The Democratic Republic of the Congo is a former Belgian colony in West Africa whose people suffered horribly under their rulers before independence in 1960, after which years of misrule and conflict left the country with millions of dead and a legacy of systematic mistreatment. Viewers will not learn much of this from watching Jacques Sarasin's documentary On the Rumba River, though they will certainly be provided with an eye-opening view into the spirit of the Congolese people (for which there should be a better word than "indominatable," but none comes to mind). Instead, they will be treated to the sight of Congolese singer Antone Kolosoy—aka "Wendo," or "Papa Wendo"—who was nearly 80 at the time of filming in 2004 and yet expresses the musical vitality and charm of a seasoned teenager.

Sarasin (I'll Sing for You) is an unobtrusive type of documentarian, the kind who would rather hang back and let his subjects weave their spells instead of creating it for them. With little interest for elaborate scene-setting or backgrounding, On the Rumba River unfolds casually, from its gorgeous opening sequence where a stationary camera captures first an open vista and then a slow-moving passenger train barnacled with shouting and waving passengers. The legendary Papa Wendo is first presented in a moving segment where he and a band perform "Marie-Louise," the breakthrough song from the 1940s (he began performing in 1936) that first established him as a star.

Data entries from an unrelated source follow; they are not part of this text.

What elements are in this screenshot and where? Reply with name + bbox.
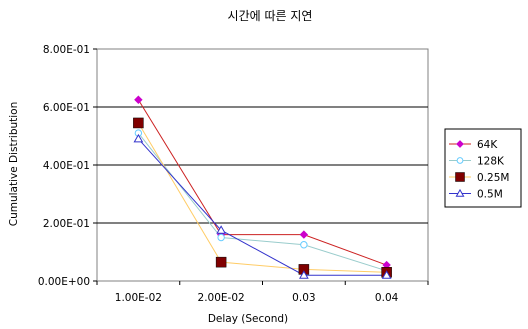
y-tick-label: 2.00E-01 [43, 218, 90, 230]
marker-square [455, 172, 465, 182]
series-line [137, 99, 387, 266]
marker-diamond [134, 95, 143, 104]
x-tick-label: 2.00E-02 [198, 292, 245, 304]
marker-diamond [456, 140, 464, 148]
legend-label: 0.5M [477, 189, 503, 201]
marker-triangle [133, 133, 144, 143]
gridlines [97, 106, 428, 224]
x-tick-label: 0.03 [292, 292, 315, 304]
marker-triangle [381, 270, 392, 279]
y-tick-label: 0.00E+00 [38, 276, 90, 288]
marker-diamond [299, 230, 309, 239]
y-tick-label: 8.00E-01 [43, 44, 90, 56]
y-axis-ticks: 0.00E+00 2.00E-01 4.00E-01 6.00E-01 8.00E-01 [38, 44, 97, 288]
series-line [138, 138, 387, 276]
x-axis-ticks: 1.00E-02 2.00E-02 0.03 0.04 [96, 281, 429, 304]
marker-square [133, 117, 144, 129]
marker-circle [300, 241, 308, 249]
series-lines [137, 99, 387, 276]
legend-label: 0.25M [477, 172, 509, 184]
x-tick-label: 1.00E-02 [115, 292, 162, 304]
y-tick-label: 6.00E-01 [43, 102, 90, 114]
marker-square [215, 256, 227, 268]
marker-circle [217, 233, 225, 242]
chart-title: 시간에 따른 지연 [228, 9, 313, 23]
marker-triangle [455, 188, 465, 197]
x-tick-label: 0.04 [375, 292, 399, 304]
y-axis-label: Cumulative Distribution [8, 102, 20, 227]
series-line [137, 122, 387, 273]
legend: 64K 128K 0.25M 0.5M [444, 128, 522, 208]
series-markers [133, 95, 392, 279]
y-tick-label: 4.00E-01 [43, 160, 90, 172]
x-axis-label: Delay (Second) [208, 313, 288, 325]
marker-triangle [216, 225, 226, 234]
marker-circle [456, 157, 464, 164]
legend-label: 128K [477, 156, 505, 168]
legend-label: 64K [477, 139, 498, 151]
marker-triangle [299, 270, 309, 279]
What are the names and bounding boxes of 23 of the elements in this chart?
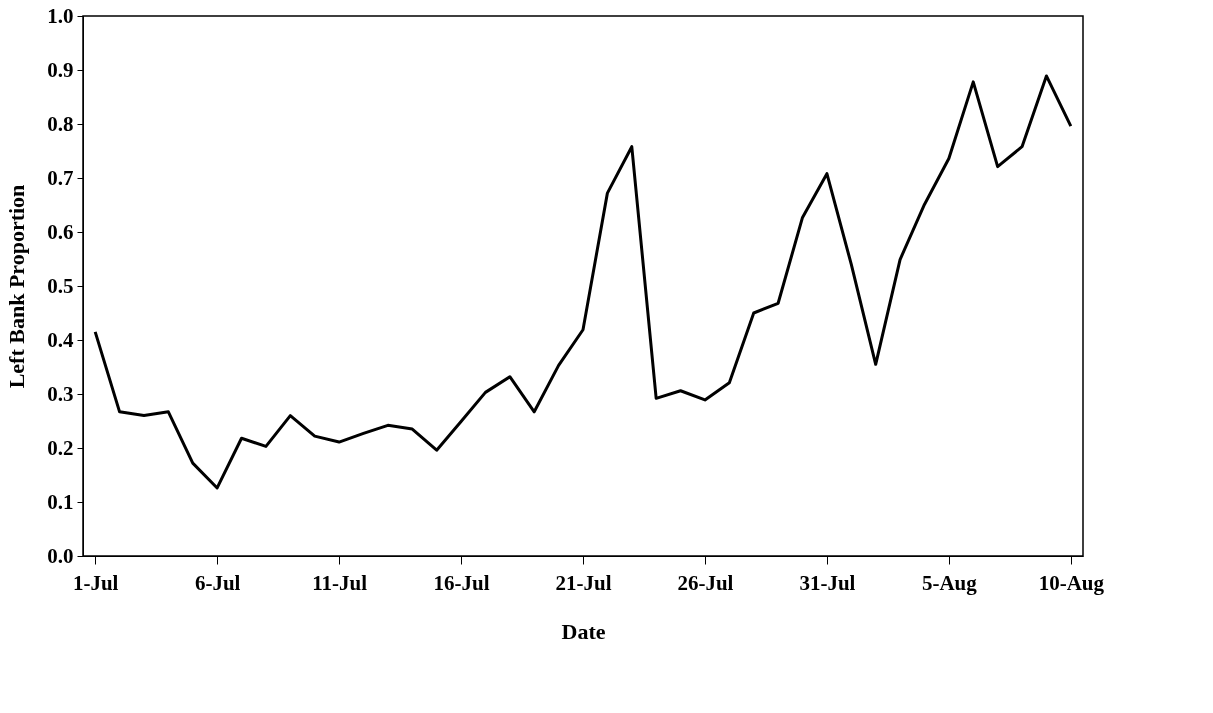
x-tick-label: 26-Jul xyxy=(677,570,734,595)
x-tick-label: 16-Jul xyxy=(433,570,490,595)
y-tick-label: 0.0 xyxy=(47,543,74,568)
x-tick-label: 5-Aug xyxy=(921,570,978,595)
x-axis-title: Date xyxy=(561,618,606,644)
y-tick-label: 0.1 xyxy=(47,489,74,514)
x-tick-label: 11-Jul xyxy=(312,570,368,595)
x-tick-label: 31-Jul xyxy=(799,570,856,595)
y-tick-label: 0.7 xyxy=(47,165,74,190)
y-tick-label: 0.3 xyxy=(47,381,74,406)
y-tick-label: 0.9 xyxy=(47,57,74,82)
y-tick-label: 0.4 xyxy=(47,327,74,352)
line-series xyxy=(93,74,1073,490)
y-tick-label: 0.5 xyxy=(47,273,74,298)
y-axis-title: Left Bank Proportion xyxy=(4,184,30,389)
y-tick-label: 0.2 xyxy=(47,435,74,460)
x-tick-label: 1-Jul xyxy=(72,570,119,595)
y-tick-label: 1.0 xyxy=(47,3,74,28)
x-tick-label: 10-Aug xyxy=(1038,570,1105,595)
y-tick-label: 0.8 xyxy=(47,111,74,136)
x-tick-label: 21-Jul xyxy=(555,570,612,595)
y-tick-label: 0.6 xyxy=(47,219,74,244)
x-tick-label: 6-Jul xyxy=(194,570,241,595)
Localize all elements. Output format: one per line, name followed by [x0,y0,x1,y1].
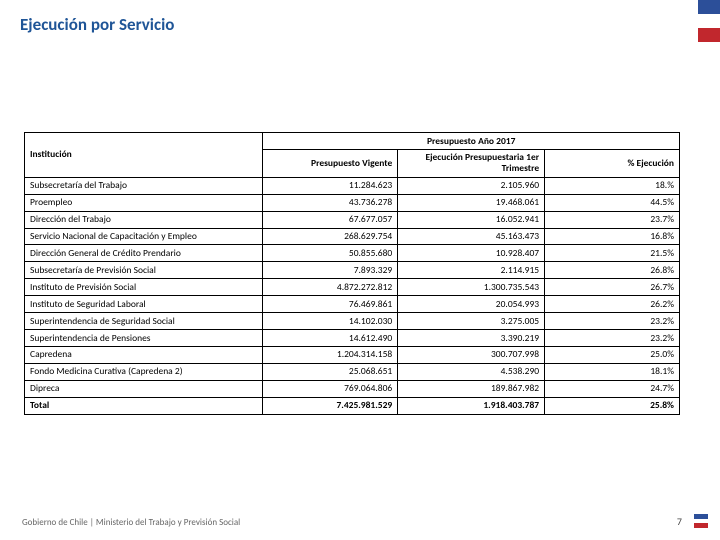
cell-ejecucion: 20.054.993 [398,296,545,313]
cell-institucion: Dirección del Trabajo [25,211,263,228]
table-row: Dipreca769.064.806189.867.98224.7% [25,380,680,397]
flag-decoration-bottom [694,514,708,528]
cell-pct: 23.7% [545,211,680,228]
cell-institucion: Capredena [25,346,263,363]
table-row: Capredena1.204.314.158300.707.99825.0% [25,346,680,363]
cell-presupuesto: 769.064.806 [263,380,398,397]
cell-ejecucion: 189.867.982 [398,380,545,397]
cell-ejecucion: 3.390.219 [398,330,545,347]
table-row: Servicio Nacional de Capacitación y Empl… [25,228,680,245]
cell-presupuesto: 67.677.057 [263,211,398,228]
table-row: Proempleo43.736.27819.468.06144.5% [25,194,680,211]
cell-pct: 26.7% [545,279,680,296]
cell-pct: 26.8% [545,262,680,279]
cell-institucion: Instituto de Previsión Social [25,279,263,296]
cell-presupuesto: 76.469.861 [263,296,398,313]
cell-institucion: Servicio Nacional de Capacitación y Empl… [25,228,263,245]
cell-presupuesto: 14.102.030 [263,313,398,330]
cell-institucion: Proempleo [25,194,263,211]
cell-institucion: Fondo Medicina Curativa (Capredena 2) [25,363,263,380]
flag-decoration-top [698,0,720,42]
cell-ejecucion: 2.114.915 [398,262,545,279]
cell-presupuesto: 7.893.329 [263,262,398,279]
cell-institucion: Dipreca [25,380,263,397]
cell-institucion: Superintendencia de Pensiones [25,330,263,347]
cell-pct: 16.8% [545,228,680,245]
cell-institucion: Dirección General de Crédito Prendario [25,245,263,262]
cell-ejecucion: 19.468.061 [398,194,545,211]
cell-pct: 44.5% [545,194,680,211]
page-title: Ejecución por Servicio [20,14,174,35]
table-row: Instituto de Seguridad Laboral76.469.861… [25,296,680,313]
cell-presupuesto: 1.204.314.158 [263,346,398,363]
cell-ejecucion: 2.105.960 [398,177,545,194]
cell-total-pct: 25.8% [545,397,680,414]
header-ejecucion: Ejecución Presupuestaria 1er Trimestre [398,149,545,177]
cell-presupuesto: 11.284.623 [263,177,398,194]
header-institucion: Institución [25,133,263,178]
table-row-total: Total7.425.981.5291.918.403.78725.8% [25,397,680,414]
table-row: Superintendencia de Seguridad Social14.1… [25,313,680,330]
cell-presupuesto: 43.736.278 [263,194,398,211]
table-row: Instituto de Previsión Social4.872.272.8… [25,279,680,296]
header-presupuesto: Presupuesto Vigente [263,149,398,177]
cell-pct: 26.2% [545,296,680,313]
cell-institucion: Subsecretaría de Previsión Social [25,262,263,279]
table-row: Subsecretaría de Previsión Social7.893.3… [25,262,680,279]
header-pct: % Ejecución [545,149,680,177]
cell-pct: 24.7% [545,380,680,397]
cell-ejecucion: 16.052.941 [398,211,545,228]
footer-text: Gobierno de Chile | Ministerio del Traba… [22,517,240,528]
cell-pct: 21.5% [545,245,680,262]
table-row: Dirección del Trabajo67.677.05716.052.94… [25,211,680,228]
cell-ejecucion: 3.275.005 [398,313,545,330]
table-row: Dirección General de Crédito Prendario50… [25,245,680,262]
budget-table: Institución Presupuesto Año 2017 Presupu… [24,132,680,415]
cell-pct: 18.% [545,177,680,194]
cell-presupuesto: 14.612.490 [263,330,398,347]
cell-total-label: Total [25,397,263,414]
cell-presupuesto: 4.872.272.812 [263,279,398,296]
cell-institucion: Subsecretaría del Trabajo [25,177,263,194]
cell-presupuesto: 25.068.651 [263,363,398,380]
cell-total-pres: 7.425.981.529 [263,397,398,414]
cell-ejecucion: 45.163.473 [398,228,545,245]
cell-institucion: Superintendencia de Seguridad Social [25,313,263,330]
table-row: Fondo Medicina Curativa (Capredena 2)25.… [25,363,680,380]
cell-pct: 23.2% [545,330,680,347]
cell-ejecucion: 1.300.735.543 [398,279,545,296]
cell-pct: 18.1% [545,363,680,380]
budget-table-container: Institución Presupuesto Año 2017 Presupu… [24,132,680,415]
cell-ejecucion: 300.707.998 [398,346,545,363]
cell-ejecucion: 10.928.407 [398,245,545,262]
table-row: Superintendencia de Pensiones14.612.4903… [25,330,680,347]
cell-institucion: Instituto de Seguridad Laboral [25,296,263,313]
table-row: Subsecretaría del Trabajo11.284.6232.105… [25,177,680,194]
page-number: 7 [677,515,682,528]
cell-ejecucion: 4.538.290 [398,363,545,380]
cell-pct: 25.0% [545,346,680,363]
header-year: Presupuesto Año 2017 [263,133,680,150]
cell-pct: 23.2% [545,313,680,330]
cell-total-ejec: 1.918.403.787 [398,397,545,414]
cell-presupuesto: 268.629.754 [263,228,398,245]
cell-presupuesto: 50.855.680 [263,245,398,262]
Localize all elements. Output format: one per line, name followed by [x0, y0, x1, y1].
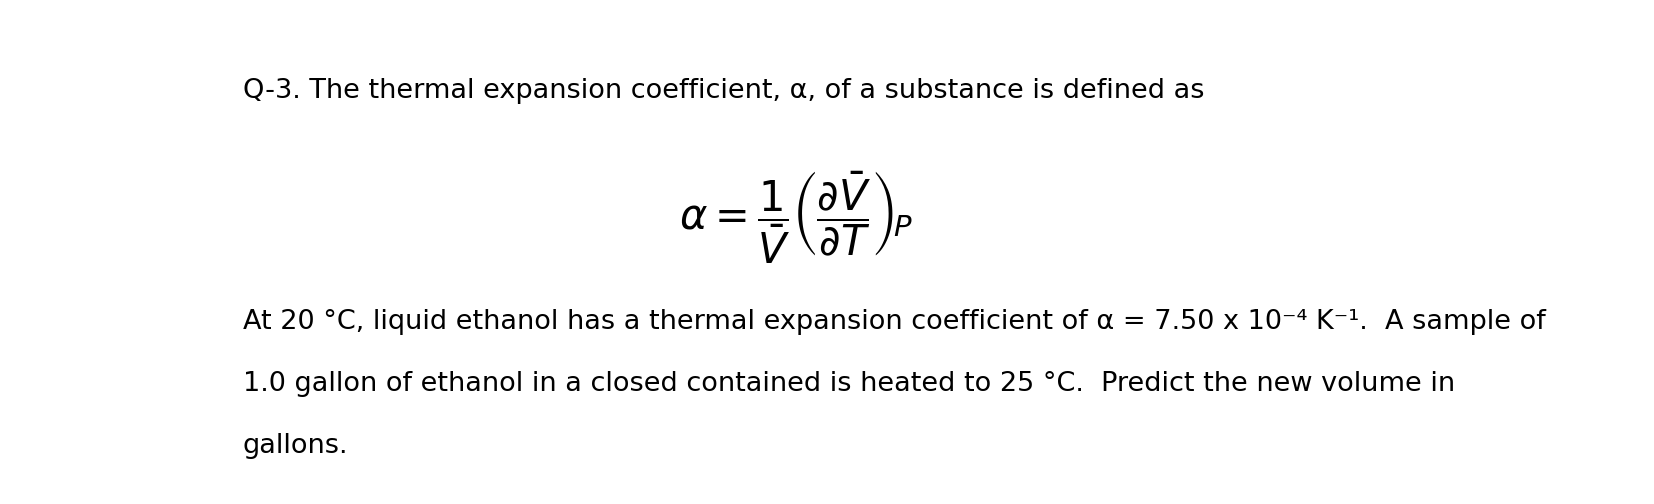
Text: Q-3. The thermal expansion coefficient, α, of a substance is defined as: Q-3. The thermal expansion coefficient, … — [243, 78, 1204, 104]
Text: gallons.: gallons. — [243, 433, 347, 459]
Text: 1.0 gallon of ethanol in a closed contained is heated to 25 °C.  Predict the new: 1.0 gallon of ethanol in a closed contai… — [243, 371, 1456, 397]
Text: At 20 °C, liquid ethanol has a thermal expansion coefficient of α = 7.50 x 10⁻⁴ : At 20 °C, liquid ethanol has a thermal e… — [243, 309, 1545, 335]
Text: $\alpha = \dfrac{1}{\bar{V}}\left(\dfrac{\partial \bar{V}}{\partial T}\right)_{\: $\alpha = \dfrac{1}{\bar{V}}\left(\dfrac… — [680, 169, 913, 266]
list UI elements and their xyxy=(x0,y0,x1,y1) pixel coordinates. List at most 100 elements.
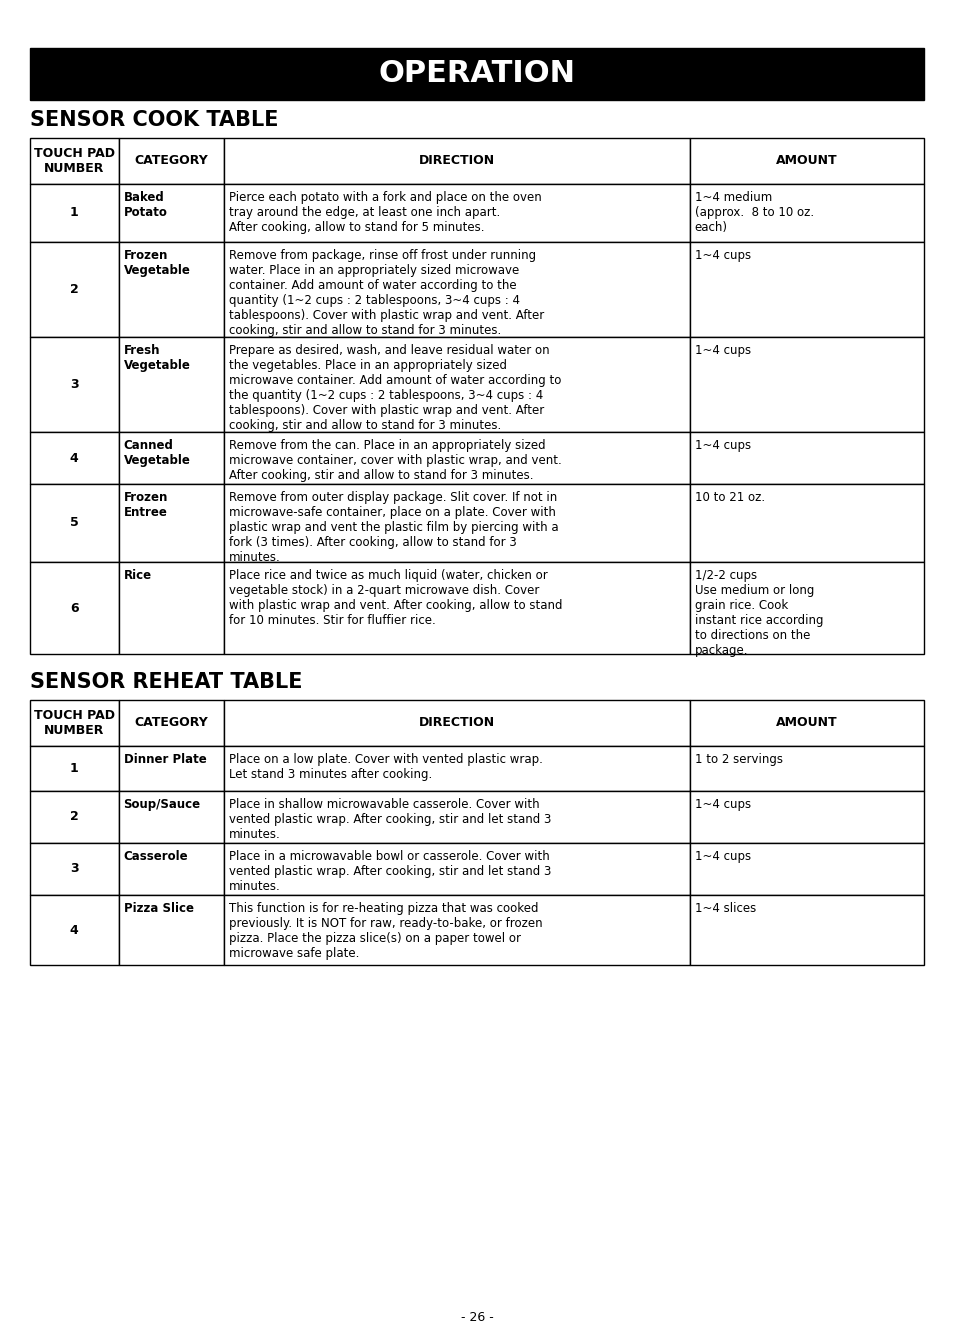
Text: TOUCH PAD
NUMBER: TOUCH PAD NUMBER xyxy=(33,148,114,174)
Bar xyxy=(689,242,923,337)
Bar xyxy=(224,562,689,654)
Text: AMOUNT: AMOUNT xyxy=(775,154,837,168)
Text: 1~4 cups: 1~4 cups xyxy=(694,439,750,452)
Bar xyxy=(118,746,224,790)
Text: Frozen
Entree: Frozen Entree xyxy=(123,491,168,519)
Bar xyxy=(224,484,689,562)
Text: 6: 6 xyxy=(70,601,78,615)
Text: Remove from package, rinse off frost under running
water. Place in an appropriat: Remove from package, rinse off frost und… xyxy=(229,250,543,337)
Bar xyxy=(30,432,118,484)
Bar xyxy=(118,184,224,242)
Bar xyxy=(30,48,923,101)
Bar xyxy=(30,138,118,184)
Text: Baked
Potato: Baked Potato xyxy=(123,191,167,219)
Text: Prepare as desired, wash, and leave residual water on
the vegetables. Place in a: Prepare as desired, wash, and leave resi… xyxy=(229,344,560,432)
Text: Soup/Sauce: Soup/Sauce xyxy=(123,798,200,811)
Bar xyxy=(689,184,923,242)
Text: Fresh
Vegetable: Fresh Vegetable xyxy=(123,344,191,372)
Text: 1~4 cups: 1~4 cups xyxy=(694,344,750,357)
Text: TOUCH PAD
NUMBER: TOUCH PAD NUMBER xyxy=(33,709,114,737)
Bar xyxy=(30,184,118,242)
Text: 1~4 slices: 1~4 slices xyxy=(694,902,755,915)
Text: Remove from the can. Place in an appropriately sized
microwave container, cover : Remove from the can. Place in an appropr… xyxy=(229,439,561,482)
Bar xyxy=(689,484,923,562)
Text: 10 to 21 oz.: 10 to 21 oz. xyxy=(694,491,764,505)
Text: DIRECTION: DIRECTION xyxy=(418,717,495,730)
Text: Place rice and twice as much liquid (water, chicken or
vegetable stock) in a 2-q: Place rice and twice as much liquid (wat… xyxy=(229,569,562,627)
Bar xyxy=(689,562,923,654)
Text: - 26 -: - 26 - xyxy=(460,1311,493,1325)
Text: This function is for re-heating pizza that was cooked
previously. It is NOT for : This function is for re-heating pizza th… xyxy=(229,902,542,960)
Text: 1: 1 xyxy=(70,762,78,774)
Bar xyxy=(689,701,923,746)
Bar xyxy=(224,432,689,484)
Text: Frozen
Vegetable: Frozen Vegetable xyxy=(123,250,191,276)
Bar xyxy=(224,242,689,337)
Bar xyxy=(224,337,689,432)
Text: 4: 4 xyxy=(70,451,78,464)
Bar xyxy=(30,701,118,746)
Bar xyxy=(118,562,224,654)
Bar xyxy=(118,432,224,484)
Text: 2: 2 xyxy=(70,811,78,824)
Bar xyxy=(689,746,923,790)
Bar xyxy=(224,701,689,746)
Text: OPERATION: OPERATION xyxy=(378,59,575,89)
Bar xyxy=(689,138,923,184)
Text: Casserole: Casserole xyxy=(123,849,188,863)
Text: 1~4 cups: 1~4 cups xyxy=(694,250,750,262)
Bar xyxy=(118,138,224,184)
Text: 3: 3 xyxy=(70,863,78,875)
Text: Rice: Rice xyxy=(123,569,152,582)
Text: 3: 3 xyxy=(70,378,78,391)
Bar xyxy=(30,337,118,432)
Bar xyxy=(30,895,118,965)
Bar xyxy=(224,184,689,242)
Text: 5: 5 xyxy=(70,517,78,530)
Bar xyxy=(30,746,118,790)
Text: 2: 2 xyxy=(70,283,78,297)
Text: 1/2-2 cups
Use medium or long
grain rice. Cook
instant rice according
to directi: 1/2-2 cups Use medium or long grain rice… xyxy=(694,569,822,658)
Bar xyxy=(224,895,689,965)
Text: AMOUNT: AMOUNT xyxy=(775,717,837,730)
Bar xyxy=(689,432,923,484)
Bar xyxy=(224,138,689,184)
Text: SENSOR REHEAT TABLE: SENSOR REHEAT TABLE xyxy=(30,672,302,692)
Bar xyxy=(689,337,923,432)
Text: 4: 4 xyxy=(70,923,78,937)
Text: 1: 1 xyxy=(70,207,78,220)
Bar xyxy=(30,484,118,562)
Bar xyxy=(689,895,923,965)
Text: Place in shallow microwavable casserole. Cover with
vented plastic wrap. After c: Place in shallow microwavable casserole.… xyxy=(229,798,551,841)
Text: Remove from outer display package. Slit cover. If not in
microwave-safe containe: Remove from outer display package. Slit … xyxy=(229,491,558,564)
Bar xyxy=(118,843,224,895)
Bar xyxy=(118,337,224,432)
Bar xyxy=(224,843,689,895)
Text: 1~4 medium
(approx.  8 to 10 oz.
each): 1~4 medium (approx. 8 to 10 oz. each) xyxy=(694,191,813,234)
Text: Canned
Vegetable: Canned Vegetable xyxy=(123,439,191,467)
Bar xyxy=(30,843,118,895)
Bar xyxy=(224,746,689,790)
Bar xyxy=(118,701,224,746)
Text: Place in a microwavable bowl or casserole. Cover with
vented plastic wrap. After: Place in a microwavable bowl or casserol… xyxy=(229,849,551,892)
Text: DIRECTION: DIRECTION xyxy=(418,154,495,168)
Bar xyxy=(30,562,118,654)
Text: Dinner Plate: Dinner Plate xyxy=(123,753,206,766)
Bar xyxy=(118,242,224,337)
Bar xyxy=(118,484,224,562)
Text: Pierce each potato with a fork and place on the oven
tray around the edge, at le: Pierce each potato with a fork and place… xyxy=(229,191,541,234)
Bar xyxy=(30,790,118,843)
Text: SENSOR COOK TABLE: SENSOR COOK TABLE xyxy=(30,110,278,130)
Text: CATEGORY: CATEGORY xyxy=(134,717,208,730)
Text: Place on a low plate. Cover with vented plastic wrap.
Let stand 3 minutes after : Place on a low plate. Cover with vented … xyxy=(229,753,542,781)
Text: 1~4 cups: 1~4 cups xyxy=(694,798,750,811)
Bar xyxy=(30,242,118,337)
Bar xyxy=(118,790,224,843)
Bar xyxy=(118,895,224,965)
Text: Pizza Slice: Pizza Slice xyxy=(123,902,193,915)
Bar xyxy=(689,843,923,895)
Bar xyxy=(689,790,923,843)
Text: 1~4 cups: 1~4 cups xyxy=(694,849,750,863)
Bar xyxy=(224,790,689,843)
Text: CATEGORY: CATEGORY xyxy=(134,154,208,168)
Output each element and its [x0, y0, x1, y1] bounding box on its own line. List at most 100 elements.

That performance and others that follow are of course the primary reason for viewing this film, which takes pains to paint the landscape that this music grew out of without letting it move too strongly into the foreground. Wendo's voice is a mellifluous thing, alternating between velvety and rough tones, tripping lightly over the band's liquid syncopations and seductive beats. Over the course of this short and slow-moving film, Sarasin tips in interviews with other aging musician friends of Wendo’s as he goes about trying to get the band back together.

Following a couple of comic interludes—Wendo's wife griping at him to go out and find work instead of sleeping under a tree, Wendo driving in circles through a town trying to find his old saxophone player—the film spends more time in Wendo's ad-hoc performance space. Although the details of what's going on are kept quite fuzzy for most of the film (Is there a particular show they're rehearsing for? Who is everybody?), those things become quite irrelevant once the throng of horn-players, backup singers, guitarists, and dancers start laying down their rhythms as a carpet for Wendo to glide over.

There are certainly some frustrating aspects to On the Rumba River, as much of Wendo's biography is left to only the most elliptic comments about the past oppression from the government and religious leaders. Also, in some of its later segments, the mellow pacing becomes practically glacial. But the film remains a beautiful and warm-hearted portrait of a singer who seems at times the beating heart of a country.